En ese contexto, la paritaria de Comercio —uno de los convenios más representativos por cantidad de trabajadores— fijó un incremento del 2% y volvió a marcar una referencia por debajo del IPC para el resto de las negociaciones. Por ahora, el esquema general muestra que los intentos de algunos gremios de cerrar acuerdos por encima de la inflación encuentran límites, ya sea por falta de consenso con el sector empresario o por demoras en la homologación oficial.
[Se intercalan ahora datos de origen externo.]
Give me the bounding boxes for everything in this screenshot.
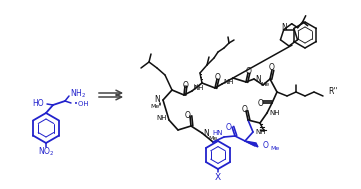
Text: HN: HN [213,130,223,136]
Text: N: N [154,95,160,105]
Text: R'': R'' [328,88,338,97]
Text: X: X [215,173,221,181]
Text: N: N [281,23,287,32]
Text: Me: Me [270,146,279,150]
Text: O: O [185,112,191,121]
Text: •OH: •OH [74,101,88,107]
Text: O: O [246,67,252,77]
Text: N: N [255,74,261,84]
Text: H: H [193,84,197,88]
Text: Me: Me [151,105,160,109]
Text: NH$_2$: NH$_2$ [70,88,86,100]
Text: N: N [203,129,209,138]
Text: O: O [269,64,275,73]
Text: O: O [226,122,232,132]
Text: O: O [258,99,264,108]
Text: NH: NH [255,129,265,135]
Text: NH: NH [269,110,279,116]
Text: NH: NH [157,115,167,121]
Text: NH: NH [193,85,204,91]
Text: Me: Me [208,136,217,142]
Text: HO: HO [32,99,44,108]
Text: O: O [263,142,269,150]
Text: O: O [215,74,221,83]
Polygon shape [245,141,258,147]
Text: Me: Me [260,83,269,88]
Text: O: O [183,81,189,90]
Text: NO$_2$: NO$_2$ [38,146,55,158]
Text: O: O [242,105,248,114]
Text: NH: NH [223,79,234,85]
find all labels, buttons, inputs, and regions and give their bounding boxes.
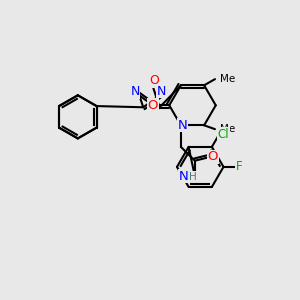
Text: H: H	[189, 172, 196, 182]
Text: O: O	[149, 74, 159, 87]
Text: Me: Me	[220, 74, 235, 84]
Text: N: N	[178, 119, 187, 132]
Text: N: N	[157, 85, 166, 98]
Text: N: N	[179, 169, 189, 183]
Text: Me: Me	[220, 124, 235, 134]
Text: O: O	[207, 150, 218, 164]
Text: N: N	[130, 85, 140, 98]
Text: F: F	[236, 160, 242, 173]
Text: O: O	[148, 99, 158, 112]
Text: Cl: Cl	[218, 128, 229, 141]
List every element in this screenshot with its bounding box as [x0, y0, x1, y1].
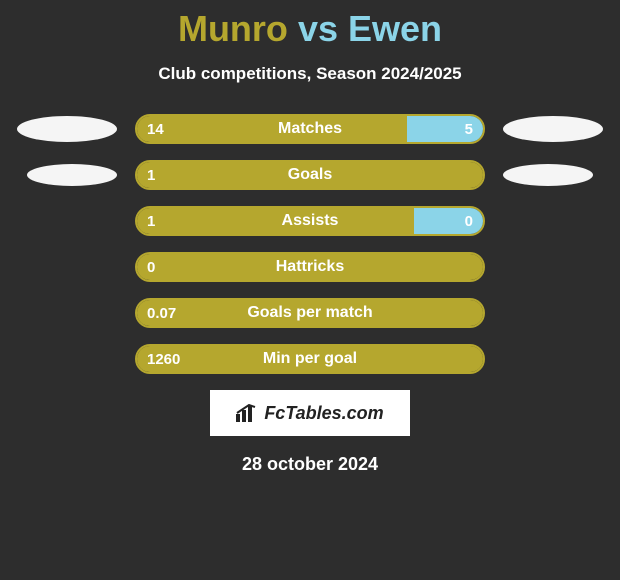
subtitle: Club competitions, Season 2024/2025 — [0, 64, 620, 84]
player2-badge — [503, 164, 593, 186]
comparison-title: Munro vs Ewen — [0, 0, 620, 50]
stat-label: Goals — [137, 162, 483, 188]
stat-row: 1Goals — [0, 160, 620, 190]
vs-text: vs — [298, 8, 338, 49]
player1-badge — [27, 164, 117, 186]
stat-row: 10Assists — [0, 206, 620, 236]
stat-bar: 1Goals — [135, 160, 485, 190]
stat-bar: 0Hattricks — [135, 252, 485, 282]
stat-label: Matches — [137, 116, 483, 142]
stat-bar: 145Matches — [135, 114, 485, 144]
stat-label: Assists — [137, 208, 483, 234]
stats-chart: 145Matches 1Goals 10Assists 0Hattricks 0.07G… — [0, 114, 620, 374]
player1-badge — [17, 116, 117, 142]
source-logo: FcTables.com — [210, 390, 410, 436]
stat-bar: 10Assists — [135, 206, 485, 236]
stat-bar: 1260Min per goal — [135, 344, 485, 374]
player2-badge — [503, 116, 603, 142]
player2-name: Ewen — [348, 8, 442, 49]
date-label: 28 october 2024 — [0, 454, 620, 475]
logo-text: FcTables.com — [264, 403, 383, 424]
stat-label: Goals per match — [137, 300, 483, 326]
stat-row: 145Matches — [0, 114, 620, 144]
stat-label: Min per goal — [137, 346, 483, 372]
player1-name: Munro — [178, 8, 288, 49]
stat-row: 0.07Goals per match — [0, 298, 620, 328]
chart-icon — [236, 404, 258, 422]
stat-label: Hattricks — [137, 254, 483, 280]
stat-row: 0Hattricks — [0, 252, 620, 282]
stat-bar: 0.07Goals per match — [135, 298, 485, 328]
stat-row: 1260Min per goal — [0, 344, 620, 374]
Un dato a seguir de cerca, sobre todo por si se trata de un caso puntual o no, es el reciente fallo judicial a favor de los docentes bonaerenses para aplicar la cláusula gatillo. Se trata de un instrumento sensible para la política económica: si bien protege el poder adquisitivo al ajustar salarios por inflación, también refuerza la inercia inflacionaria al indexar costos de manera automática.
En paralelo, la paritaria de Camioneros introdujo un matiz relevante al combinar aumentos alineados con la pauta oficial —en torno al 2%— con el pago de sumas fijas para recomponer ingresos. Este esquema mixto podría convertirse en una referencia para otros sectores en los próximos meses.
En perspectiva, los datos del mercado laboral muestran señales de debilidad. Según C-P Consultora, en lo que va del año se profundizó la contracción salarial, mientras que un informe de Boomerang señala que las nuevas búsquedas laborales ya parten de niveles salariales más bajos, en un contexto de caída del empleo privado registrado.
En la misma línea, el índice de salarios registrados del INDEC mostró en el último dato disponible un aumento del 2%, por debajo de la inflación del 2,9% para ese período, lo que confirma que, pese a las actualizaciones paritarias, los ingresos continúan corriendo por detrás de los precios.